En otro de sus libros, El equilibrio y la armonía, se pregunta Thibon “¿acaso es la existencia temporal el bien supremo? ¿Es un objeto digno de nuestra esperanza la pretensión de prolongar la vida el mayor tiempo posible? (…) Esta mentalidad esconde una extraña sobreeestimación -por no decir una idolatría- de la vida terrestre”.
Amanda intuye que el bien supremo no es la existencia terrena sino una cuarta dimensión que está fuera del mundo material, de la pura biología, del mero bienestar. Aunque esa cuarta dimensión, que está fuera del tiempo, suponga lanzarse al vacío. Señala el autor que sólo se puede amar plenamente cuando abrimos nuestro amor a «abismos prohibidos» por la ciencia; cuando nos despojamos de las seguridades que la ciencia nos brinda, para entregarnos al misterio de «un amor que lo contiene todo, que lo sumerge todo: la vida, el pensamiento, la alegría, el dolor». Y concluye: «Hace falta que el amor sea infinito para que pueda ser eterno».

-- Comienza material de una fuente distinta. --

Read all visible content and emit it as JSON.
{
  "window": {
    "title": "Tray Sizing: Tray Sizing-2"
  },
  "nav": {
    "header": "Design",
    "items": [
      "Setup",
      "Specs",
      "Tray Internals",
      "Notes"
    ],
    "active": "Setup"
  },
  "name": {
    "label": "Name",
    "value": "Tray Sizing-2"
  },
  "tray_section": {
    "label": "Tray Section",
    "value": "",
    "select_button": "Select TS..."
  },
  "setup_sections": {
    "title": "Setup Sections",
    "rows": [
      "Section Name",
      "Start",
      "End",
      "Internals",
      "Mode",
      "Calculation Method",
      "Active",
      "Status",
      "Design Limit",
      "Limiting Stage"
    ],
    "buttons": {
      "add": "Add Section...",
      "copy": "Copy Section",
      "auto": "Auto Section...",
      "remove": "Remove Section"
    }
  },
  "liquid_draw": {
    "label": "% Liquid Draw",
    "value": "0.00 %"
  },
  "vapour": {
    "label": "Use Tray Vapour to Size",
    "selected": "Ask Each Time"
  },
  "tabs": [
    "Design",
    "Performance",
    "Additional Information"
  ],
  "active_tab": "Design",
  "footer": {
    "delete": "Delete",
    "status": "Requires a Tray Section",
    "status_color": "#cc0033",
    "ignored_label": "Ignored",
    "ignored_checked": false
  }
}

Es preciso leer a Gustave Thibon, como al recientemente desaparecido George Steiner, los autores del sentido común, reductos de sabiduría en una jungla de filósofos sobornados por la mentira o científicos seducido por la cultura de la muerte.
Seréis como dioses es un buen antídoto contra quienes venden el Edén transhumanista en la Tierra sin saber que, como decía Simone Weill -y se recoge al comienzo del libro-, “el infierno es creerse en el paraíso por error”.